Après une expansion considérable, notamment Brésil-Russie-Inde-Chine-Afrique du Sud, le capital a atteint les limites de l’accumulation par la dette et de l’absorption de ses déchets par l’écosystème planétaire. Ne pouvant plus s’étendre, il se concentre en agglomérats gigantesques, se distancie encore plus du travail et du citoyen, et dicte ses règles aux gouvernements. Quant à l’état de la planète, mis à part les assureurs qui doivent sans cesse revoir leurs barèmes, le capital s’en soucie s’il peut en tirer du profit. Et le profit se fait de plus en plus rare depuis 2008. Il est sous perfusion, alimenté par les banques centrales au lieu des dettes privées et publiques qui sont à bout de souffle. En périodes de repli le capital se montre plus agressif face à la concurrence. Pour cela il lui faut la force armée des nations. Le regain nationaliste est une conséquence de la confrontation capitaliste sur un marché mondial qui ne grandit plus. Le capital se moque de la “chose publique” et la laisse à ses pantins politiques qui s’en gargarisent, mais il a souvent recours à la force publique pour s’imposer de pars le monde. La formule, nationaliser les coûts et privatiser les profits, s’applique à toute forme de maintien de l’ordre. A présent les coûts de l’ordre mondial deviennent prohibitifs, même pour la superpuissance américaine. Le repli national est à l’ordre du jour, mais la répartition géographique des ressources énergétiques est telle que beaucoup de nations dépendent d’un approvisionnement étranger.

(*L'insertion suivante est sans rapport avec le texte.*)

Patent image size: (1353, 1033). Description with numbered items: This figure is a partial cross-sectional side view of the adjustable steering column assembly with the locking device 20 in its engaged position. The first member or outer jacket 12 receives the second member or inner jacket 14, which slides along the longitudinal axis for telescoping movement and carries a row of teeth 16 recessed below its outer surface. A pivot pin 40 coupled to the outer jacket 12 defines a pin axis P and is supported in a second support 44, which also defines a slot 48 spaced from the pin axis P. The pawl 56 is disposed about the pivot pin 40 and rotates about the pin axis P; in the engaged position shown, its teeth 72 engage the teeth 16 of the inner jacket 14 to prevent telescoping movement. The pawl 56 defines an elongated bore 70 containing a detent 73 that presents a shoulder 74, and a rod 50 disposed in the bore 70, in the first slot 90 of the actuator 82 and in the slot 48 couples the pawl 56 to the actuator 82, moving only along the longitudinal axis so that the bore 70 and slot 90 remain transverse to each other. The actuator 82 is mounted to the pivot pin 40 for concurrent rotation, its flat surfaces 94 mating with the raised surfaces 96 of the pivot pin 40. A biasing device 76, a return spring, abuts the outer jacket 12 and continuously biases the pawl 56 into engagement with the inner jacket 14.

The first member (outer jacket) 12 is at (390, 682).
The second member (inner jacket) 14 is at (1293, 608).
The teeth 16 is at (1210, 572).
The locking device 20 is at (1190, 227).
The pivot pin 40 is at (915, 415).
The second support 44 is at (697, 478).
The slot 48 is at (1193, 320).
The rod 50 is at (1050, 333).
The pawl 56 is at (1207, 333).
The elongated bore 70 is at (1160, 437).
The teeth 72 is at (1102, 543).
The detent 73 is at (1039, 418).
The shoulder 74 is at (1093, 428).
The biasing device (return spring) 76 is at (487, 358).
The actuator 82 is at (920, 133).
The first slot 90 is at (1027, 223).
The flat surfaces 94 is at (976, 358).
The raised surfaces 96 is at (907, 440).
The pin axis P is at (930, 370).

La dette et le commerce stagnent, ainsi que l’accumulation du profit qu’ils rendent possible. Sans croissance le système perd son âme, et ses promesses ne sont pas tenues. Pour se disculper de ses défaillances et certain qu’il est sans alternatives, le capital doit trouver des coupables. Il lui faut des ennemies qui veulent sa perte. Ne pouvant admettre que ses déprédations corrompent et provoquent des insurrections, le capital inverse la situation et accuse toute rébellion d’être une atteinte aux “valeurs”. Ce sont des barbares nihilistes et millénaristes qui veulent tout détruire. Un nihilisme qui est le fait de populations acculées et menacées de disparitions. Les dernières sociétés tribales de la planète sont bien incapables de mettre en danger le capitalisme mondial, mais elles sont des boucs émissaires idéals qui servent à masquer les vraies causes du chaos. Les profits réalisés par le pillage de la planète et la dette ont atteint leurs limites, et le capital ne peut plus que se nourrir de lui-même. Les petits prédateurs vont devenir des proies, et la division du monde se rapproche de celle imaginée par George Orwell il y a soixante-dix ans.